The source is licensed under Apache V2.

Currently Supported Versions

  • Streams versions 4.0, 4.1
  • Cassandra versions 2.0, 2.1 (aka, Cassandra versions that use CQL 3.1)

Sample SPL Code

namespace com.weather.test;

composite CassandraTest {

    graph

        stream<rstring greeting, uint64 count, list<int32> testList, set<int32> testSet, map<int32, boolean> testMap, int32 nInt> Greeting = Beacon() {
            param
                iterations: 1000000u; //generate 1000000 tuples
                period : 0.5; //generate a tuple every 0.5 seconds
            output
                Greeting:
                    greeting =  "Hello Streams!",
                    count = IterationCount() + 1ul,
                    testList = [1,2,3],
                    testSet = {4, 5, 6},
                    testMap = {7: true, 8 : false, 9: true},
                    nInt = -2147483647;
        }

        () as CoolStuff = com.weather.streamsx.cassandra::CassandraSink(Greeting) {
            param
                connectionConfigZNode: "/cassandra_config";
                nullMapZnode: "/null_values";
        }
}

The znodes specify the connection to a dev Cassandra cluster and specifies that the null value for "nint" is -2147483647.

And here's a sample of the output, which I am pulling using CQL using a call that you should never ever use on a real table :)
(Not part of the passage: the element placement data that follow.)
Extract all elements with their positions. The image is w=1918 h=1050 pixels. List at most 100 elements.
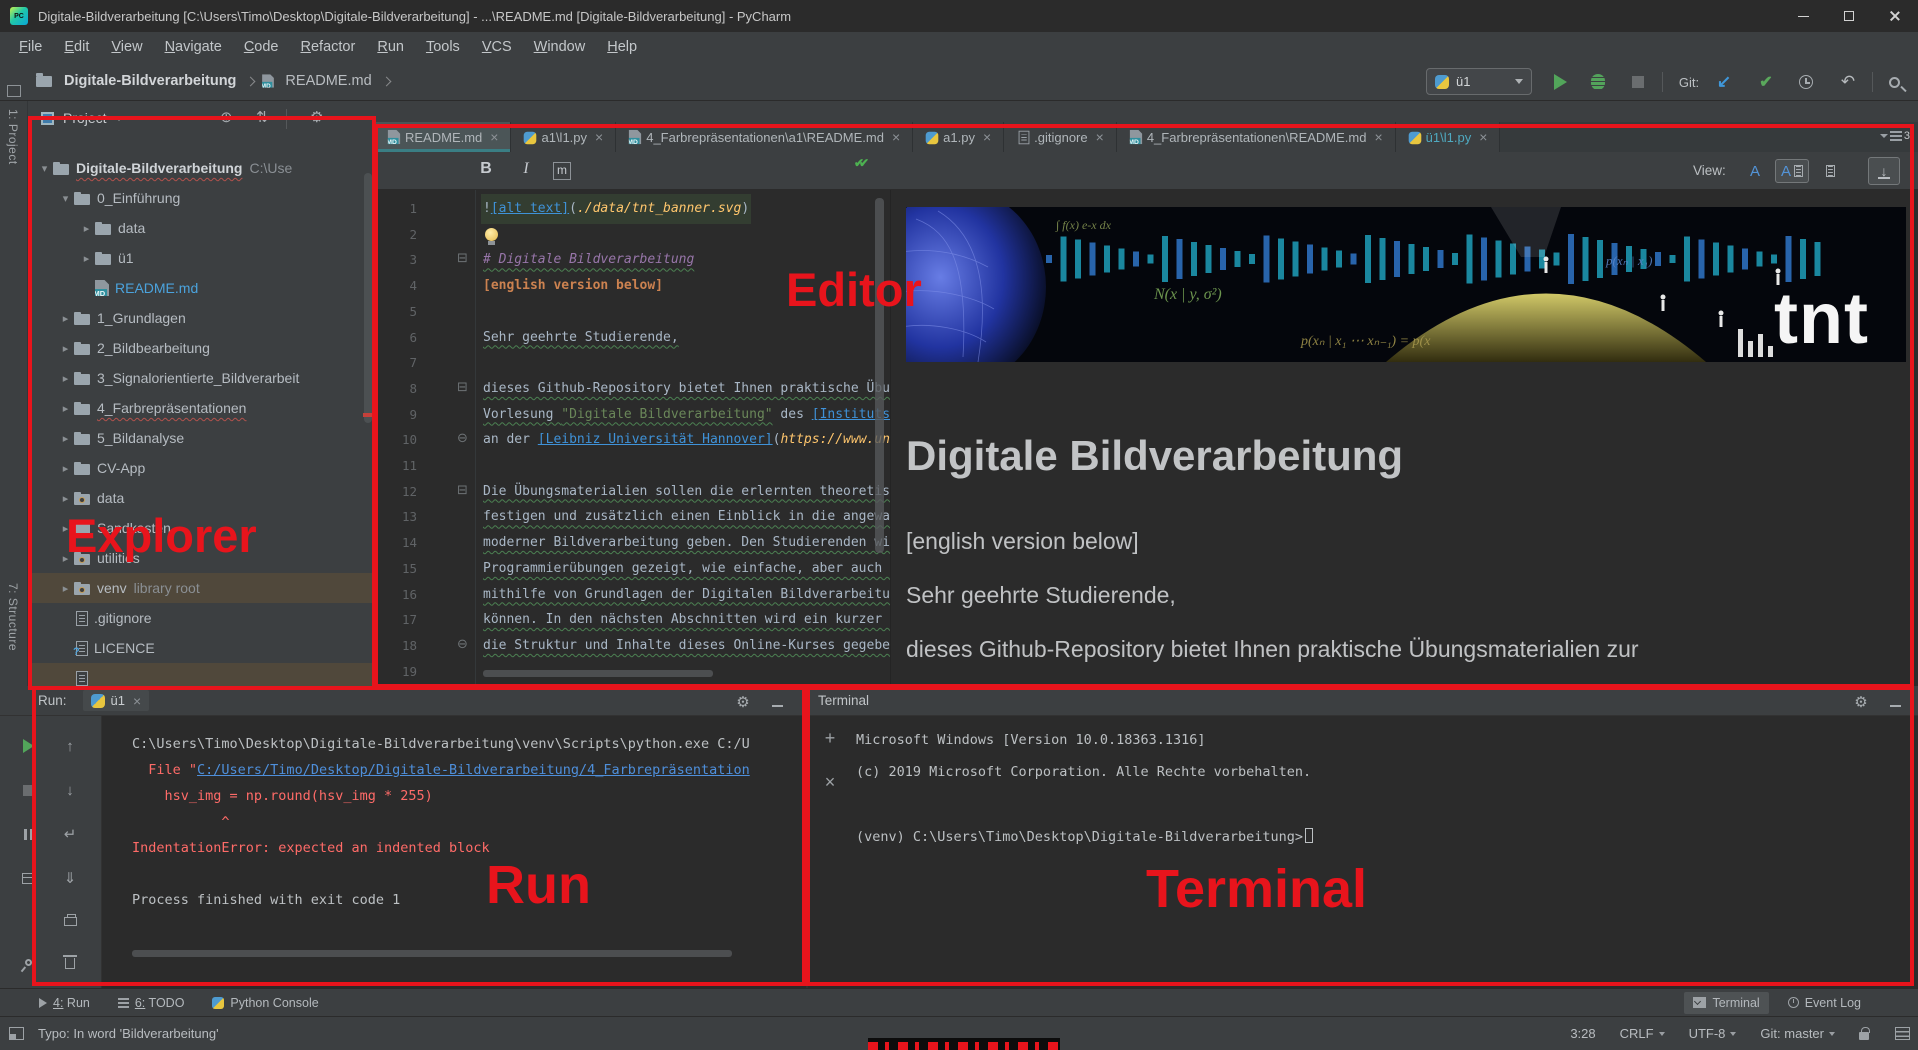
tree-arrow-right-icon[interactable]: ▸ bbox=[78, 252, 95, 265]
pause-button[interactable] bbox=[18, 824, 38, 844]
menu-item-vcs[interactable]: VCS bbox=[471, 39, 523, 55]
tree-arrow-down-icon[interactable]: ▾ bbox=[36, 162, 53, 175]
tree-arrow-right-icon[interactable]: ▸ bbox=[57, 582, 74, 595]
view-preview-only-button[interactable] bbox=[1818, 159, 1842, 183]
tab-close-icon[interactable]: × bbox=[983, 132, 991, 142]
run-configuration-select[interactable]: ü1 bbox=[1426, 68, 1532, 95]
breadcrumb-project[interactable]: Digitale-Bildverarbeitung bbox=[64, 73, 236, 89]
git-branch-select[interactable]: Git: master bbox=[1760, 1026, 1835, 1041]
tree-item[interactable]: .gitignore bbox=[28, 603, 375, 633]
stop-button[interactable] bbox=[18, 780, 38, 800]
close-session-button[interactable]: × bbox=[818, 772, 842, 793]
close-icon[interactable]: × bbox=[133, 696, 141, 706]
menu-item-help[interactable]: Help bbox=[596, 39, 648, 55]
run-horizontal-scrollbar[interactable] bbox=[132, 950, 732, 957]
toolwindow-python-console-button[interactable]: Python Console bbox=[203, 992, 327, 1014]
fold-region-icon[interactable]: ⊟ bbox=[457, 483, 468, 498]
hide-panel-button[interactable] bbox=[766, 691, 788, 713]
bold-button[interactable]: B bbox=[475, 160, 497, 178]
menu-item-run[interactable]: Run bbox=[366, 39, 415, 55]
git-update-button[interactable]: ↙ bbox=[1712, 70, 1736, 94]
tree-arrow-right-icon[interactable]: ▸ bbox=[57, 522, 74, 535]
run-tab[interactable]: ü1 × bbox=[83, 690, 150, 711]
tree-item[interactable]: ▸Sandkasten bbox=[28, 513, 375, 543]
stripe-structure-button[interactable]: 7: Structure bbox=[6, 583, 20, 651]
tree-item[interactable]: ▸data bbox=[28, 483, 375, 513]
tree-arrow-right-icon[interactable]: ▸ bbox=[57, 402, 74, 415]
view-editor-only-button[interactable]: A bbox=[1743, 159, 1767, 183]
menu-item-code[interactable]: Code bbox=[233, 39, 290, 55]
console-segment[interactable]: C:/Users/Timo/Desktop/Digitale-Bildverar… bbox=[197, 762, 750, 778]
menu-item-refactor[interactable]: Refactor bbox=[290, 39, 367, 55]
code-button[interactable]: m bbox=[553, 162, 571, 180]
editor-pane[interactable]: 1![alt text](./data/tnt_banner.svg)23⊟# … bbox=[375, 190, 890, 686]
pin-tab-button[interactable] bbox=[18, 952, 38, 972]
editor-horizontal-scrollbar[interactable] bbox=[483, 670, 713, 677]
project-panel-title[interactable]: Project bbox=[63, 110, 107, 126]
down-stacktrace-button[interactable]: ↓ bbox=[60, 780, 80, 800]
editor-tab[interactable]: MD4_Farbrepräsentationen\README.md× bbox=[1117, 122, 1396, 152]
locate-file-icon[interactable]: ⊕ bbox=[220, 109, 233, 127]
tree-arrow-down-icon[interactable]: ▾ bbox=[57, 192, 74, 205]
tab-close-icon[interactable]: × bbox=[1374, 132, 1382, 142]
hidden-tabs-button[interactable]: 3 bbox=[1880, 130, 1910, 142]
tree-item[interactable]: ▸CV-App bbox=[28, 453, 375, 483]
minimize-button[interactable] bbox=[1780, 0, 1826, 32]
editor-tab[interactable]: MD4_Farbrepräsentationen\a1\README.md× bbox=[616, 122, 913, 152]
toolwindow-terminal-button[interactable]: Terminal bbox=[1684, 992, 1768, 1014]
fold-circle-icon[interactable]: ⊖ bbox=[457, 637, 468, 652]
breadcrumb-file[interactable]: README.md bbox=[285, 73, 371, 89]
tree-item[interactable]: MDREADME.md bbox=[28, 273, 375, 303]
menu-item-file[interactable]: File bbox=[8, 39, 53, 55]
tree-arrow-right-icon[interactable]: ▸ bbox=[57, 372, 74, 385]
up-stacktrace-button[interactable]: ↑ bbox=[60, 736, 80, 756]
stop-button[interactable] bbox=[1626, 70, 1650, 94]
tree-item[interactable]: ▸venvlibrary root bbox=[28, 573, 375, 603]
tab-close-icon[interactable]: × bbox=[892, 132, 900, 142]
tab-close-icon[interactable]: × bbox=[490, 132, 498, 142]
git-commit-button[interactable]: ✔ bbox=[1754, 70, 1778, 94]
tree-item[interactable]: ▸ü1 bbox=[28, 243, 375, 273]
run-button[interactable] bbox=[1548, 70, 1572, 94]
encoding-select[interactable]: UTF-8 bbox=[1689, 1026, 1737, 1041]
tab-close-icon[interactable]: × bbox=[1479, 132, 1487, 142]
rerun-button[interactable] bbox=[18, 736, 38, 756]
tree-item[interactable] bbox=[28, 663, 375, 686]
editor-tab[interactable]: .gitignore× bbox=[1004, 122, 1117, 152]
toolwindow-toggle-icon[interactable] bbox=[9, 1027, 24, 1040]
inspections-ok-icon[interactable]: ✔✔ bbox=[854, 156, 864, 170]
menu-item-navigate[interactable]: Navigate bbox=[154, 39, 233, 55]
menu-item-tools[interactable]: Tools bbox=[415, 39, 471, 55]
project-scrollbar[interactable] bbox=[364, 173, 372, 423]
maximize-button[interactable] bbox=[1826, 0, 1872, 32]
tree-arrow-right-icon[interactable]: ▸ bbox=[57, 342, 74, 355]
cursor-position[interactable]: 3:28 bbox=[1570, 1026, 1595, 1041]
fold-region-icon[interactable]: ⊟ bbox=[457, 251, 468, 266]
editor-tab[interactable]: MDREADME.md× bbox=[375, 122, 511, 152]
toolwindow-run-button[interactable]: 4: Run bbox=[30, 992, 99, 1014]
toolwindow-eventlog-button[interactable]: Event Log bbox=[1779, 992, 1870, 1014]
restore-layout-button[interactable] bbox=[18, 868, 38, 888]
new-session-button[interactable]: + bbox=[818, 728, 842, 749]
print-button[interactable] bbox=[60, 910, 80, 930]
scroll-to-end-button[interactable]: ⇓ bbox=[60, 868, 80, 888]
menu-item-edit[interactable]: Edit bbox=[53, 39, 100, 55]
editor-tab[interactable]: ü1\l1.py× bbox=[1396, 122, 1501, 152]
tree-item[interactable]: ▸5_Bildanalyse bbox=[28, 423, 375, 453]
menu-item-view[interactable]: View bbox=[100, 39, 153, 55]
editor-tab[interactable]: a1\l1.py× bbox=[511, 122, 616, 152]
tree-item[interactable]: ▾Digitale-BildverarbeitungC:\Use bbox=[28, 153, 375, 183]
tree-item[interactable]: ▾0_Einführung bbox=[28, 183, 375, 213]
tree-arrow-right-icon[interactable]: ▸ bbox=[57, 432, 74, 445]
tree-item[interactable]: ▸1_Grundlagen bbox=[28, 303, 375, 333]
line-ending-select[interactable]: CRLF bbox=[1620, 1026, 1665, 1041]
debug-button[interactable] bbox=[1586, 70, 1610, 94]
tree-arrow-right-icon[interactable]: ▸ bbox=[57, 312, 74, 325]
tab-close-icon[interactable]: × bbox=[1096, 132, 1104, 142]
tab-close-icon[interactable]: × bbox=[595, 132, 603, 142]
history-button[interactable] bbox=[1794, 70, 1818, 94]
toolwindow-todo-button[interactable]: 6: TODO bbox=[109, 992, 194, 1014]
gear-icon[interactable]: ⚙ bbox=[310, 109, 323, 127]
tree-arrow-right-icon[interactable]: ▸ bbox=[57, 492, 74, 505]
clear-console-button[interactable] bbox=[60, 952, 80, 972]
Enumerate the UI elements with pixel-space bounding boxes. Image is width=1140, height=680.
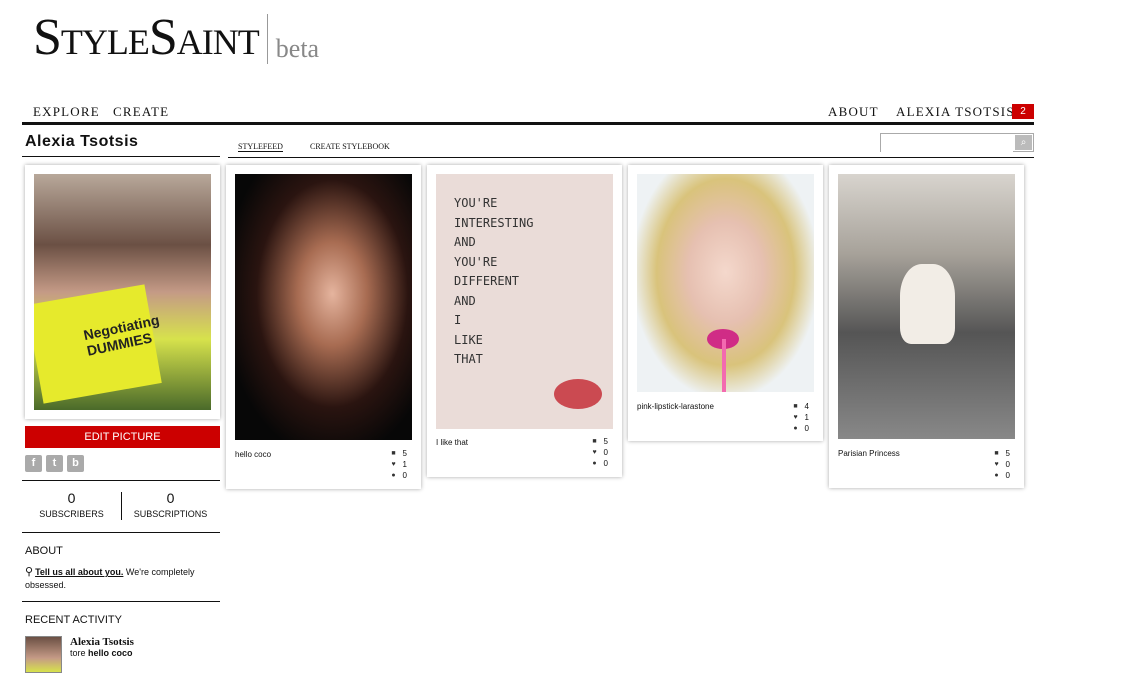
comment-icon[interactable]: ● bbox=[993, 470, 1001, 481]
style-card[interactable]: You're interesting and you're different … bbox=[427, 165, 622, 477]
stylesaint-logo[interactable]: StyleSaint beta bbox=[33, 12, 319, 64]
twitter-icon[interactable]: t bbox=[46, 455, 63, 472]
tear-icon: ■ bbox=[592, 438, 597, 445]
subscribers-label: SUBSCRIBERS bbox=[39, 509, 104, 519]
divider bbox=[22, 480, 220, 481]
note-line: and bbox=[454, 293, 476, 308]
comment-icon[interactable]: ● bbox=[390, 470, 398, 481]
heart-icon[interactable]: ♥ bbox=[390, 459, 398, 470]
note-line: and bbox=[454, 235, 476, 249]
subscriptions-label: SUBSCRIPTIONS bbox=[133, 509, 208, 519]
social-links: f t b bbox=[25, 455, 84, 472]
top-navigation: EXPLORE CREATE ABOUT ALEXIA TSOTSIS 2 bbox=[22, 102, 1034, 125]
card-image[interactable]: You're interesting and you're different … bbox=[436, 174, 613, 429]
logo-beta-label: beta bbox=[275, 34, 320, 63]
tear-count: 5 bbox=[1005, 449, 1010, 458]
tab-stylefeed[interactable]: STYLEFEED bbox=[238, 142, 283, 152]
about-text: ⚲ Tell us all about you. We're completely… bbox=[25, 566, 220, 592]
comment-icon[interactable]: ● bbox=[792, 423, 800, 434]
activity-description: tore hello coco bbox=[70, 648, 134, 658]
tear-count: 4 bbox=[804, 402, 809, 411]
card-image[interactable] bbox=[637, 174, 814, 392]
search-icon[interactable]: ⌕ bbox=[1015, 135, 1032, 150]
card-counts: ■ 5 ♥ 0 ● 0 bbox=[993, 448, 1010, 481]
logo-wordmark: StyleSaint bbox=[33, 9, 260, 66]
subscribers-stat[interactable]: 0 SUBSCRIBERS bbox=[22, 490, 121, 519]
heart-icon[interactable]: ♥ bbox=[993, 459, 1001, 470]
subscription-stats: 0 SUBSCRIBERS 0 SUBSCRIPTIONS bbox=[22, 482, 220, 532]
style-card[interactable]: pink-lipstick-larastone ■ 4 ♥ 1 ● 0 bbox=[628, 165, 823, 441]
tear-count: 5 bbox=[402, 449, 407, 458]
activity-avatar[interactable] bbox=[25, 636, 62, 673]
note-line: I bbox=[454, 313, 462, 327]
card-caption[interactable]: I like that bbox=[436, 438, 468, 447]
facebook-icon[interactable]: f bbox=[25, 455, 42, 472]
card-image[interactable] bbox=[235, 174, 412, 440]
activity-user-name[interactable]: Alexia Tsotsis bbox=[70, 636, 134, 648]
profile-name: Alexia Tsotsis bbox=[25, 133, 139, 150]
comment-count: 0 bbox=[402, 471, 407, 480]
card-counts: ■ 5 ♥ 1 ● 0 bbox=[390, 448, 407, 481]
subscribers-count: 0 bbox=[67, 490, 76, 506]
tab-create-stylebook[interactable]: CREATE STYLEBOOK bbox=[310, 142, 390, 151]
activity-item-link[interactable]: hello coco bbox=[88, 648, 133, 658]
tear-icon: ■ bbox=[391, 450, 396, 457]
card-caption[interactable]: Parisian Princess bbox=[838, 449, 900, 458]
note-line: like bbox=[454, 332, 483, 347]
tear-count: 5 bbox=[603, 437, 608, 446]
handwritten-note: You're interesting and you're different … bbox=[454, 194, 533, 370]
card-caption[interactable]: pink-lipstick-larastone bbox=[637, 402, 714, 411]
note-line: that bbox=[454, 352, 483, 366]
divider bbox=[22, 601, 220, 602]
profile-picture: Negotiating DUMMIES bbox=[34, 174, 211, 410]
style-card[interactable]: Parisian Princess ■ 5 ♥ 0 ● 0 bbox=[829, 165, 1024, 488]
heart-icon[interactable]: ♥ bbox=[591, 447, 599, 458]
like-count: 1 bbox=[402, 460, 407, 469]
divider bbox=[22, 156, 220, 157]
nav-user-menu[interactable]: ALEXIA TSOTSIS bbox=[896, 104, 1015, 120]
pin-icon: ⚲ bbox=[25, 566, 34, 578]
note-line: You're bbox=[454, 196, 498, 210]
white-dress-graphic bbox=[900, 264, 955, 344]
subscriptions-stat[interactable]: 0 SUBSCRIPTIONS bbox=[121, 490, 220, 519]
recent-activity-heading: RECENT ACTIVITY bbox=[25, 614, 122, 626]
comment-icon[interactable]: ● bbox=[591, 458, 599, 469]
comment-count: 0 bbox=[603, 459, 608, 468]
straw-graphic bbox=[722, 339, 726, 392]
note-line: you're bbox=[454, 254, 498, 269]
like-count: 0 bbox=[1005, 460, 1010, 469]
card-counts: ■ 5 ♥ 0 ● 0 bbox=[591, 436, 608, 469]
heart-icon[interactable]: ♥ bbox=[792, 412, 800, 423]
activity-item[interactable]: Alexia Tsotsis tore hello coco bbox=[25, 636, 134, 673]
about-heading: ABOUT bbox=[25, 545, 63, 557]
divider bbox=[22, 532, 220, 533]
feed-tabs: STYLEFEED CREATE STYLEBOOK ⌕ bbox=[228, 130, 1034, 158]
nav-create[interactable]: CREATE bbox=[113, 104, 169, 120]
logo-divider bbox=[266, 14, 268, 64]
about-edit-link[interactable]: Tell us all about you. bbox=[35, 567, 123, 577]
card-counts: ■ 4 ♥ 1 ● 0 bbox=[792, 401, 809, 434]
note-line: interesting bbox=[454, 215, 534, 230]
card-image[interactable] bbox=[838, 174, 1015, 439]
activity-verb: tore bbox=[70, 648, 89, 658]
nav-explore[interactable]: EXPLORE bbox=[33, 104, 100, 120]
note-line: different bbox=[454, 274, 520, 288]
subscriptions-count: 0 bbox=[166, 490, 175, 506]
lipstick-kiss-mark bbox=[554, 379, 602, 409]
blog-icon[interactable]: b bbox=[67, 455, 84, 472]
notification-badge[interactable]: 2 bbox=[1012, 104, 1034, 119]
search-box: ⌕ bbox=[880, 133, 1034, 153]
comment-count: 0 bbox=[804, 424, 809, 433]
tear-icon: ■ bbox=[793, 403, 798, 410]
like-count: 0 bbox=[603, 448, 608, 457]
style-card[interactable]: hello coco ■ 5 ♥ 1 ● 0 bbox=[226, 165, 421, 489]
profile-picture-frame: Negotiating DUMMIES bbox=[25, 165, 220, 419]
edit-picture-button[interactable]: EDIT PICTURE bbox=[25, 426, 220, 448]
like-count: 1 bbox=[804, 413, 809, 422]
tear-icon: ■ bbox=[994, 450, 999, 457]
card-caption[interactable]: hello coco bbox=[235, 450, 271, 459]
nav-about[interactable]: ABOUT bbox=[828, 104, 879, 120]
search-input[interactable] bbox=[881, 136, 1013, 153]
comment-count: 0 bbox=[1005, 471, 1010, 480]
cqlsh:testkeyspace> select * from testtable;

 count | greeting       | nint | testlist  | testmap                      | testset
-------+----------------+------+-----------+------------------------------+-----------
    19 | Hello Streams! | null | [1, 2, 3] | {7: True, 8: False, 9: True} | {4, 5, 6}
     2 | Hello Streams! | null | [1, 2, 3] | {7: True, 8: False, 9: True} | {4, 5, 6}
    24 | Hello Streams! | null | [1, 2, 3] | {7: True, 8: False, 9: True} | {4, 5, 6}
     3 | Hello Streams! | null | [1, 2, 3] | {7: True, 8: False, 9: True} | {4, 5, 6}
    35 | Hello Streams! | null | [1, 2, 3] | {7: True, 8: False, 9: True} | {4, 5, 6}
    30 | Hello Streams! | null | [1, 2, 3] | {7: True, 8: False, 9: True} | {4, 5, 6}
    16 | Hello Streams! | null | [1, 2, 3] | {7: True, 8: False, 9: True} | {4, 5, 6}
    ... etc etc

Future Work

  • Support for Streams 4.2 and Cassandra 3.x
  • Consistent Region support
  • Cassandra read operator

+1
FYI, for the configuration you currently store in Zookeeper we added secure application config in V4.2 that could be used for configuration. See details here http://www.ibm.com/support/knowledgecenter/SSCRJU_4.2.0/com.ibm.streams.dev.doc/doc/creating-secure-app-configs-dev.html

+1! very nice proposal btw!

+1

2016-10-07 0:04 GMT+03:00 Samantha Chan notifications@github.com:

+1! very nice proposal btw!


You are receiving this because you are subscribed to this thread.
Reply to this email directly, view it on GitHub
#99 (comment),
or mute the thread
https://github.com/notifications/unsubscribe-auth/AGvlA2CSLe0VJaqiVc0FQUgWkWdSW0tJks5qxWJLgaJpZM4KQRUL
.

Best regards,
Leonid Gorelik.

Repository creation underway.

Sweet deal, I see the repo that got created!
Two questions

  1. Am I good to go ahead and start pushing code?
  2. I've been doing releases for internal teams at TWC, so I'm currently on version 1.3.0. Can I keep that versioning here or do I need to start over? Either is fine, just don't want to step on toes :)

@ecurtin before you can push code, can you please sign this document:
https://github.com/IBMStreams/administration/blob/master/IBMStreams-cla-individual.pdf

Yes, I think you can keep the current version number.

Repository created and set up. @ecurtin and @cin are initial committers.